さまざまなキャリアをイメージしながら、人と同じでなくても、自分のキャリアを大事に、回復する力や適応する力を身につけるよう努力したいと思う。
突然夫婦に降りかかる不妊の問題、大きな悩みとなることを知った。その問題に直面した時に、どうすべきか、何ができるのか。今のうちから考え、将来、パートナーも子どもも幸せにできる男になろうと思った。
【女性側】
子どもが持ちたいと思った時のために、自分なりに勉強し、基礎体温を測ったり、排卵検査薬を使ったりして、今の自分の身体を知っておこうと思った。
何も考えず漠然と”子どもが欲しい”と思い、子どもについては育てることだけをイメージしていたが、授かることが難しいこともある事実を初めて知った。とても大きな学びだった。

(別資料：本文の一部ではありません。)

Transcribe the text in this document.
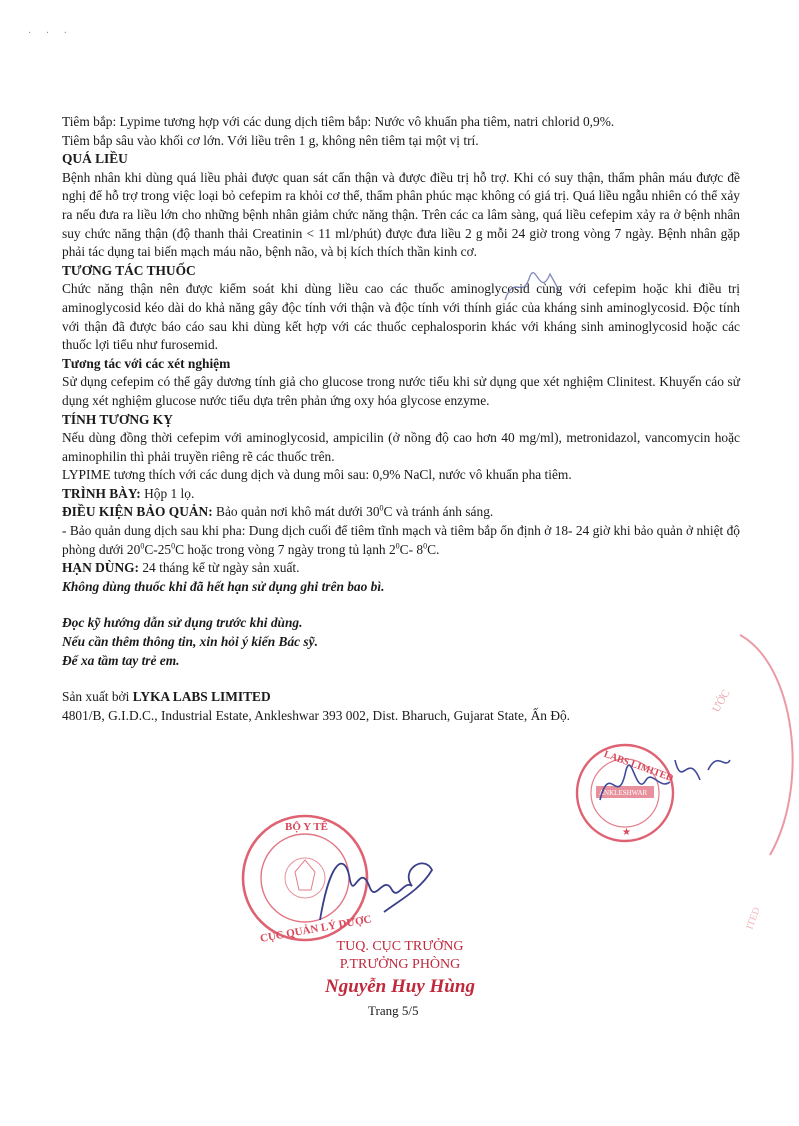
· · ·

Tiêm bắp: Lypime tương hợp với các dung dịch tiêm bắp: Nước vô khuẩn pha tiêm, natri chlorid 0,9%.

Tiêm bắp sâu vào khối cơ lớn. Với liều trên 1 g, không nên tiêm tại một vị trí.

QUÁ LIỀU

Bệnh nhân khi dùng quá liều phải được quan sát cẩn thận và được điều trị hỗ trợ. Khi có suy thận, thẩm phân máu được đề nghị để hỗ trợ trong việc loại bỏ cefepim ra khỏi cơ thể, thẩm phân phúc mạc không có giá trị. Quá liều ngẫu nhiên có thể xảy ra nếu đưa ra liều lớn cho những bệnh nhân giảm chức năng thận. Trên các ca lâm sàng, quá liều cefepim xảy ra ở bệnh nhân suy chức năng thận (độ thanh thải Creatinin < 11 ml/phút) được đưa liều 2 g mỗi 24 giờ trong vòng 7 ngày. Bệnh nhân gặp phải tác dụng tai biến mạch máu não, bệnh não, và bị kích thích thần kinh cơ.

TƯƠNG TÁC THUỐC

Chức năng thận nên được kiểm soát khi dùng liều cao các thuốc aminoglycosid cùng với cefepim hoặc khi điều trị aminoglycosid kéo dài do khả năng gây độc tính với thận và độc tính với thính giác của kháng sinh aminoglycosid. Độc tính với thận đã được báo cáo sau khi dùng kết hợp với các thuốc cephalosporin khác với kháng sinh aminoglycosid hoặc các thuốc lợi tiểu như furosemid.

Tương tác với các xét nghiệm

Sử dụng cefepim có thể gây dương tính giả cho glucose trong nước tiểu khi sử dụng que xét nghiệm Clinitest. Khuyến cáo sử dụng xét nghiệm glucose nước tiểu dựa trên phản ứng oxy hóa glycose enzyme.

TÍNH TƯƠNG KỴ

Nếu dùng đồng thời cefepim với aminoglycosid, ampicilin (ở nồng độ cao hơn 40 mg/ml), metronidazol, vancomycin hoặc aminophilin thì phải truyền riêng rẽ các thuốc trên.

LYPIME tương thích với các dung dịch và dung môi sau: 0,9% NaCl, nước vô khuẩn pha tiêm.

TRÌNH BÀY: Hộp 1 lọ.

ĐIỀU KIỆN BẢO QUẢN: Bảo quản nơi khô mát dưới $30^0C$ và tránh ánh sáng.

- Bảo quản dung dịch sau khi pha: Dung dịch cuối để tiêm tĩnh mạch và tiêm bắp ổn định ở 18- 24 giờ khi bảo quản ở nhiệt độ phòng dưới $20^0C-25^0C$ hoặc trong vòng 7 ngày trong tủ lạnh $2^0C-$ $8^0C$.

HẠN DÙNG: 24 tháng kể từ ngày sản xuất.

Không dùng thuốc khi đã hết hạn sử dụng ghi trên bao bì.

Đọc kỹ hướng dẫn sử dụng trước khi dùng.

Nếu cần thêm thông tin, xin hỏi ý kiến Bác sỹ.

Để xa tầm tay trẻ em.

Sản xuất bởi LYKA LABS LIMITED

4801/B, G.I.D.C., Industrial Estate, Ankleshwar 393 002, Dist. Bharuch, Gujarat State, Ấn Độ.

ƯỚC
ITED
LABS LIMITED
ANKLESHWAR
★
BỘ Y TẾ
CỤC QUẢN LÝ DƯỢC
TUQ. CỤC TRƯỞNG
P.TRƯỞNG PHÒNG
Nguyễn Huy Hùng
Trang 5/5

この授業を受ける前は、不妊という言葉は知っていたが、実際悩んでいる人は少ないのだろうと思っていた。そして、子どもは簡単につくれるものだと思っていた。だが、今回の講義を受けて考え方が変った。仕事が続けられなくなったりして大変なこと。男女共に真剣に考えなくてはいけないことだと強く思った。
私は今は子どもが欲しいとは思っていない。だから、最初は関心がなかったが、講義を聴く中で、いつか自分の気持ちも変わる可能性があること、欲しいと思った時のために知識を持ち併せておくことの重要性を学んだ。
・・・・・・・・・etc.
本当に本当にたくさんの「気持ち」「想い」を聞かせていただくことができました。
学生のみなさん、聴いてくださりありがとう。感想をありがとう。
最後に。
今回お声をかけてくださった、亜細亜大学国際関係学部 特任准教授の野々垣みどり先生に心から感謝申し上げます。